Николай Удальцов - Модель
Я продолжал с ней встречаться и общаться, потому что я думал, что она все-таки лучше, чем судьба, которую она выбирает.
Ведь она казалась мне женщиной умной.
Хотя тогда я еще не знал, что она со временем продемонстрирует мне, что не бывает больших дур, чем умные женщины.
Впрочем, это произошло потом, а пока все шло своим чередом.
Если такой черед существует.
И однажды, выбираясь из-под одеяла, под которым мы покувыркались в новой позе, Бау хихикнула:
— Дядя Петя, из тебя получился бы неплохой инквизитор.
— Нет, — ответил я, — я не смог бы судить тех, кто относится к ослу как к ослу, а не как к твари Божьей.
— Ты это — о ком? — ее голос насторожился.
— Об осле, — ответил я; и она очень грустно улыбнулась:
— А я думала — о моем муже…
…Не то чтобы Бау плюнула на мужа, просто превратила его в предмет интерьера, никчемный, но и не слишком докучающий.
Вернее, он сам превратил себя в такой предмет.
Она стала заниматься своей карьерой — дорогой, на которой оказалось много не только ступеней, видимых всем, но и мелких ступенек, обходных дорожек, кратких остановок не только на отдых, но и на рекогносцировку диспозиции.
Это было дело, в котором я ничего не понимал и не мог быть ей советчиком.
Но это была не самая большая проблема ни для меня, ни для ситуации.
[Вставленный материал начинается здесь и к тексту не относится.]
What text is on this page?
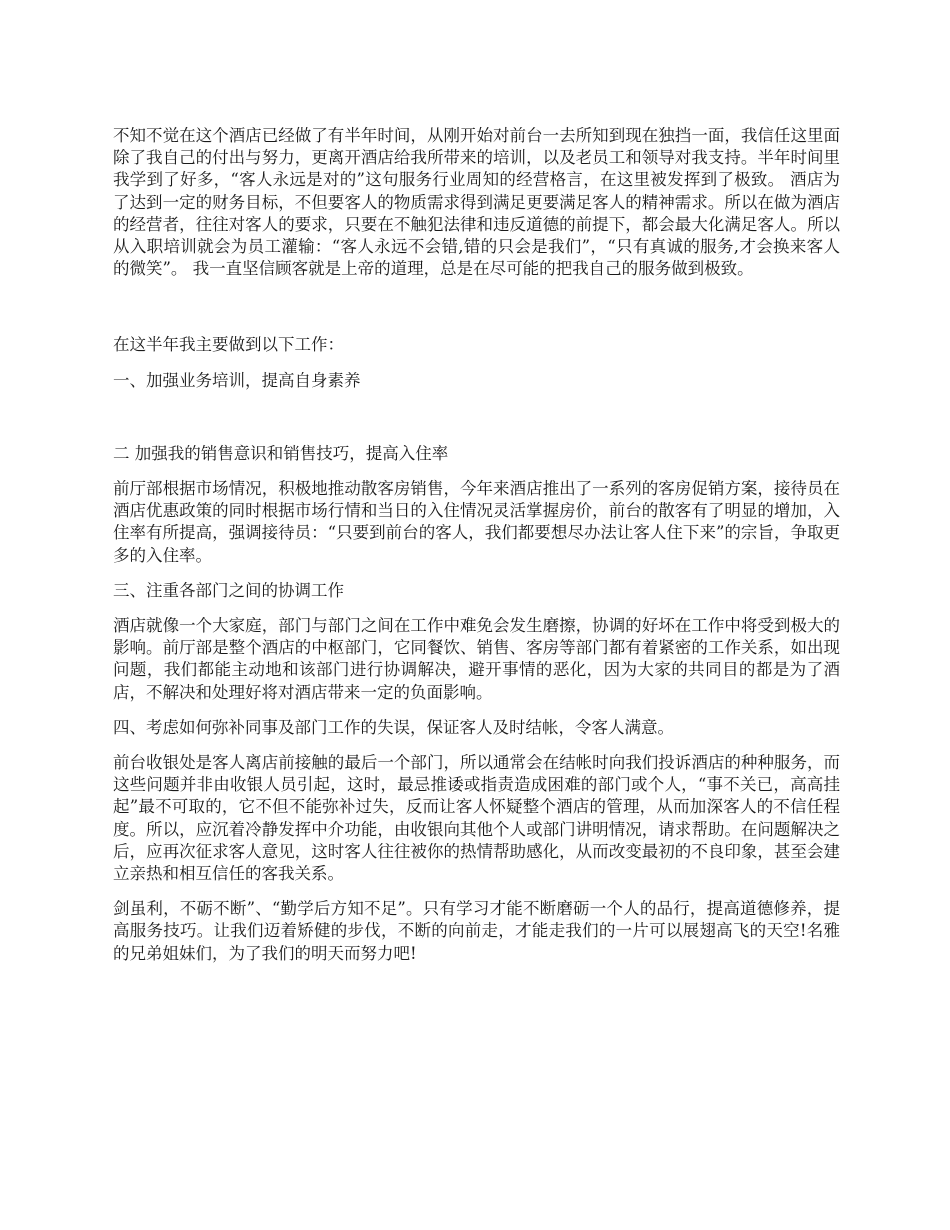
不知不觉在这个酒店已经做了有半年时间，从刚开始对前台一去所知到现在独挡一面，我信任这里面除了我自己的付出与努力，更离开酒店给我所带来的培训，以及老员工和领导对我支持。半年时间里我学到了好多，“客人永远是对的”这句服务行业周知的经营格言，在这里被发挥到了极致。 酒店为了达到一定的财务目标，不但要客人的物质需求得到满足更要满足客人的精神需求。所以在做为酒店的经营者，往往对客人的要求，只要在不触犯法律和违反道德的前提下，都会最大化满足客人。所以从入职培训就会为员工灌输：“客人永远不会错,错的只会是我们”，“只有真诚的服务,才会换来客人的微笑”。 我一直坚信顾客就是上帝的道理，总是在尽可能的把我自己的服务做到极致。

在这半年我主要做到以下工作：

一、加强业务培训，提高自身素养

二 加强我的销售意识和销售技巧，提高入住率

前厅部根据市场情况，积极地推动散客房销售，今年来酒店推出了一系列的客房促销方案，接待员在酒店优惠政策的同时根据市场行情和当日的入住情况灵活掌握房价，前台的散客有了明显的增加，入住率有所提高，强调接待员：“只要到前台的客人，我们都要想尽办法让客人住下来”的宗旨，争取更多的入住率。

三、注重各部门之间的协调工作

酒店就像一个大家庭，部门与部门之间在工作中难免会发生磨擦，协调的好坏在工作中将受到极大的影响。前厅部是整个酒店的中枢部门，它同餐饮、销售、客房等部门都有着紧密的工作关系，如出现问题，我们都能主动地和该部门进行协调解决，避开事情的恶化，因为大家的共同目的都是为了酒店，不解决和处理好将对酒店带来一定的负面影响。

四、考虑如何弥补同事及部门工作的失误，保证客人及时结帐，令客人满意。

前台收银处是客人离店前接触的最后一个部门，所以通常会在结帐时向我们投诉酒店的种种服务，而这些问题并非由收银人员引起，这时，最忌推诿或指责造成困难的部门或个人，“事不关已，高高挂起”最不可取的，它不但不能弥补过失，反而让客人怀疑整个酒店的管理，从而加深客人的不信任程度。所以，应沉着冷静发挥中介功能，由收银向其他个人或部门讲明情况，请求帮助。在问题解决之后，应再次征求客人意见，这时客人往往被你的热情帮助感化，从而改变最初的不良印象，甚至会建立亲热和相互信任的客我关系。

剑虽利，不砺不断”、“勤学后方知不足”。只有学习才能不断磨砺一个人的品行，提高道德修养，提高服务技巧。让我们迈着矫健的步伐，不断的向前走，才能走我们的一片可以展翅高飞的天空!名雅的兄弟姐妹们，为了我们的明天而努力吧!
Хотя бы потому, что я знал, что самой большой проблемой являются люди, разбирающиеся во всем и во всем стремящиеся быть советчиками.
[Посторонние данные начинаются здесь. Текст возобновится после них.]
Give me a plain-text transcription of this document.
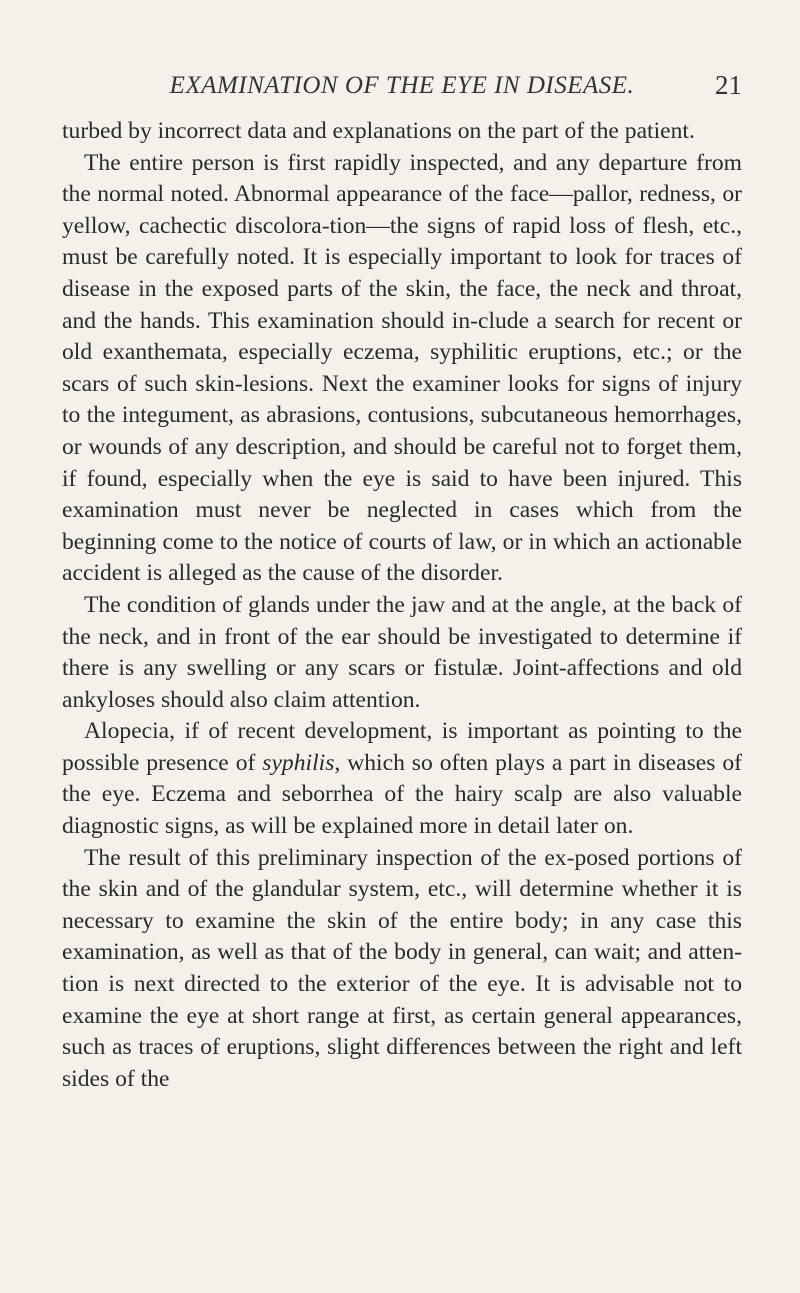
EXAMINATION OF THE EYE IN DISEASE.	21

turbed by incorrect data and explanations on the part of the patient.

The entire person is first rapidly inspected, and any departure from the normal noted. Abnormal appearance of the face—pallor, redness, or yellow, cachectic discolora-tion—the signs of rapid loss of flesh, etc., must be carefully noted. It is especially important to look for traces of disease in the exposed parts of the skin, the face, the neck and throat, and the hands. This examination should in-clude a search for recent or old exanthemata, especially eczema, syphilitic eruptions, etc.; or the scars of such skin-lesions. Next the examiner looks for signs of injury to the integument, as abrasions, contusions, subcutaneous hemorrhages, or wounds of any description, and should be careful not to forget them, if found, especially when the eye is said to have been injured. This examination must never be neglected in cases which from the beginning come to the notice of courts of law, or in which an actionable accident is alleged as the cause of the disorder.

The condition of glands under the jaw and at the angle, at the back of the neck, and in front of the ear should be investigated to determine if there is any swelling or any scars or fistulæ. Joint-affections and old ankyloses should also claim attention.

Alopecia, if of recent development, is important as pointing to the possible presence of syphilis, which so often plays a part in diseases of the eye. Eczema and seborrhea of the hairy scalp are also valuable diagnostic signs, as will be explained more in detail later on.

The result of this preliminary inspection of the ex-posed portions of the skin and of the glandular system, etc., will determine whether it is necessary to examine the skin of the entire body; in any case this examination, as well as that of the body in general, can wait; and atten-tion is next directed to the exterior of the eye. It is advisable not to examine the eye at short range at first, as certain general appearances, such as traces of eruptions, slight differences between the right and left sides of the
Я не давал ей советов совсем не потому, что надеялся на то, что моих советов она не послушает.
Просто на мою жизнь вполне хватало моей собственной глупости, и я понимал, что чужая глупость станет для нее перебором.
Мне оставалось самое простое и приятное — помогать, чем смогу, красавице делать то, что она сама считает правильным…
…Мы часто льстим человечеству, называя каждого человека уникальным.
Когда так говорят политики — это ханжеское создание электората, когда так говорят поэты — это просто глупость.
Незаменимы очень немногие люди.
Пьющий человек всегда заменим…
…Второй муж Бау стал прошедшим мужем еще до того, как стал прошедшим.
Этот пьяница время от времени появлялся на ее каком-то размытом другими событиями горизонте.
А потом они разошлись.
И сделали это так же незаметно, как и жили вместе все последние месяцы.
Просто она сбросила со своих женских плеч никчемную ношу, а он — мужским желудком обнаружил однажды, что холодильник пуст…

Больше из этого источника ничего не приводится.